Später setzte Cisco seine Einkaufstour fort und übernahm mit FineGround Networks einen WAN-Optimierer. Mit KiSS Technology A/S, Sheer Networks und Nemo Systems wurden im Jahresverlauf weitere Firmen zugekauft. Anfang 2006 schloss Cisco die Übernahme des set-top Box-Spezialisten Scientific-Atlanta ab. Danach folgten mit Meetinghouse Data Communications und der zwei Startup-Firmen Metreos und Audium kleinere Übernahmen. Gleichzeitig kaufte Cisco den InfiniBand-Spezialisten Topspin. Im Spätsommer erwarb Cisco schließlich mit 80 Prozent die Mehrheit an den Datensystemspezialisten Nuovo Systems.

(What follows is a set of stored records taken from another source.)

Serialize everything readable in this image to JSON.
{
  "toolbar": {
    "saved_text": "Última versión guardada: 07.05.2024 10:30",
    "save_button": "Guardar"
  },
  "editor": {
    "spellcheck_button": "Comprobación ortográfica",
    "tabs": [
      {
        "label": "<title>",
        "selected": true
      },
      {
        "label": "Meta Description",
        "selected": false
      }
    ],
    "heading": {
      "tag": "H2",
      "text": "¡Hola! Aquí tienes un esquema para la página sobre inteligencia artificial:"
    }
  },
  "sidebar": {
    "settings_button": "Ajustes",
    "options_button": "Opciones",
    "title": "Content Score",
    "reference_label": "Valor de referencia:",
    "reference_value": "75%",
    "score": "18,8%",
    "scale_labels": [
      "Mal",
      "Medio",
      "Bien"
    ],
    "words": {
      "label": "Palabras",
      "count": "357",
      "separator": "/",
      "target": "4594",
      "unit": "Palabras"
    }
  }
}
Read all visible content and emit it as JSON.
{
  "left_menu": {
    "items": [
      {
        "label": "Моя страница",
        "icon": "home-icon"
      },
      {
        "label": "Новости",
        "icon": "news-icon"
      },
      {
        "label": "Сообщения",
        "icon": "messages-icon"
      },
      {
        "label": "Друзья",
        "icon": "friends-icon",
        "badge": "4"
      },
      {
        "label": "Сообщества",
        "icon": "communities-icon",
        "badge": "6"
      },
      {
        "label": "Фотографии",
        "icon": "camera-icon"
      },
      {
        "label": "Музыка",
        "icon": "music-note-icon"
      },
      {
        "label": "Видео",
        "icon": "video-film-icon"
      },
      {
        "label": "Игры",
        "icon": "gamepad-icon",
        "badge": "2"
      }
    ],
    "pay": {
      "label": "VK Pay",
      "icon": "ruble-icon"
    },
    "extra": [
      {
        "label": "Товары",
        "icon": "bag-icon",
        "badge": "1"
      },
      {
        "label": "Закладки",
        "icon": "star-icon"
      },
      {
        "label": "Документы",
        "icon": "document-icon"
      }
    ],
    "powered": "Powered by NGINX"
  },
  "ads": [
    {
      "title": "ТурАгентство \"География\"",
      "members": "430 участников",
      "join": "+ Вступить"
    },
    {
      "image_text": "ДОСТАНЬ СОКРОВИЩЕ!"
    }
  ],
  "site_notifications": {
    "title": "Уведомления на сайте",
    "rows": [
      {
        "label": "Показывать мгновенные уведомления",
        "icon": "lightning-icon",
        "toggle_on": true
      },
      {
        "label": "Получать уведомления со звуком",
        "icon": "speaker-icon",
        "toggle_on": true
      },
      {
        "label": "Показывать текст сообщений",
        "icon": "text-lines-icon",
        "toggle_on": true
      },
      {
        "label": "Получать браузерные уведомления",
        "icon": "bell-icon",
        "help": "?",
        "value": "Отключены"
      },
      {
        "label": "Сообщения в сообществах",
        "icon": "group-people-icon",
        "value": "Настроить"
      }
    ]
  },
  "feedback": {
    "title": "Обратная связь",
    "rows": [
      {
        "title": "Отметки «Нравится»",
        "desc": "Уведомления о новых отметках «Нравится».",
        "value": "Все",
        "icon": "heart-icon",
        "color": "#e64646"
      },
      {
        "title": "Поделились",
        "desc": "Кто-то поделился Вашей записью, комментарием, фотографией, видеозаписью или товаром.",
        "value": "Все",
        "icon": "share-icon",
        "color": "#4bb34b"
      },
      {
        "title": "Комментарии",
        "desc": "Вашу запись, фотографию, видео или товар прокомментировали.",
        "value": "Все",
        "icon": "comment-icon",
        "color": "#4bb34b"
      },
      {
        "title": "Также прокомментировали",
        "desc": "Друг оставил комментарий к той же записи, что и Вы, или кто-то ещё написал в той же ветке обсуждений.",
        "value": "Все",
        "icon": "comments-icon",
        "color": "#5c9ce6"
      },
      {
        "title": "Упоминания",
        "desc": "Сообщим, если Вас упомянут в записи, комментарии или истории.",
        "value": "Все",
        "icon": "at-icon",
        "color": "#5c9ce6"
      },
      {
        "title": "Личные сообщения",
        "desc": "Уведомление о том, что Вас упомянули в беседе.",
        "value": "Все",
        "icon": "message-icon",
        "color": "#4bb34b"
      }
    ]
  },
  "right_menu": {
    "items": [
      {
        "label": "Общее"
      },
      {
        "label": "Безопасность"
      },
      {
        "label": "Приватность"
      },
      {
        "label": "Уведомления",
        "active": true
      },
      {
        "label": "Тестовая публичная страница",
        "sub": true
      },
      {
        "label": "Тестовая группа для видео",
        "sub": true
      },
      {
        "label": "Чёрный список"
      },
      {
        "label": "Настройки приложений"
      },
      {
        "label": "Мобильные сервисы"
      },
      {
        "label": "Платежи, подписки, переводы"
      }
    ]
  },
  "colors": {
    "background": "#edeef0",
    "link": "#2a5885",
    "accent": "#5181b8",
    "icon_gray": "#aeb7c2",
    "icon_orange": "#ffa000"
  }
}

Anfang 2007 schloss Cisco die Übernahme des Softwarespezialisten Tivella ab. Gleichzeitig kaufte Cisco den Sicherheitsspezialisten IronPort sowie den Anbieter von Web-Konferenzsysteme WebEx Communications und den Spezialisten BroadWare Technologies. Bis Mitte 2008 wurde der Home-Networking-Spezialist Pure Networks sowie die dänische DiviTech übernommen. Mit Jabber und PostPath folgten zwei weitere kleinere Zukäufe im Softwarebereich. Anfang 2009 wurde SaaS-Spezialist ScanSafe übernommen. Im Herbst 2009 gab Cisco die Übernahme des Videokonferenzspezialisten Tandberg bekannt, die in 2010 abgeschlossen wurde. Im Dezember 2009 schloss der Router-Hersteller die Übernahme von Starent Networks ab. In 2010 wurde der optische Netzwerkspezialist CoreOptics sowie MOTO Development übernommen, später Arch Rock Corporation hinzugekauft. Anfang 2011 kaufte Cisco den Spezialisten newScale. Außerdem stieg Cisco in 2011 aus dem Flip Videogeschäft aus. Mitte 2011 wurde der Spezialist BNI Video übernommen.

Zahlen

Für das vergangene erste Fiskalquartal 2012 meldet Cisco einen Quartalsumsatz von 11,3 Mrd. US-Dollar. Dabei erzielte das Unternehmen einen Nettogewinn von 2,3 Mrd. Dollar oder 43 US-Cent je Aktie. Gegenüber dem Vorjahr ergibt sich damit ein Umsatzplus von 4,7 Prozent, der Nettogewinn ging allerdings um 2,3 Prozent zurück.

Mit den vorgelegten Zahlen konnte Cisco die Erwartungen der Wall Street übertreffen. Analysten hatten im Vorfeld mit Einnahmen von 11,02 Mrd. Dollar sowie mit einem Nettogewinn von 39 US-Cent je Aktie gerechnet. Der Cashflow aus der operativen Geschäftstätigkeit summierte sich im jüngsten Quartal auf 2,3 Mrd. Dollar, nach 1,7 Mrd. Dollar im Vorjahreszeitraum.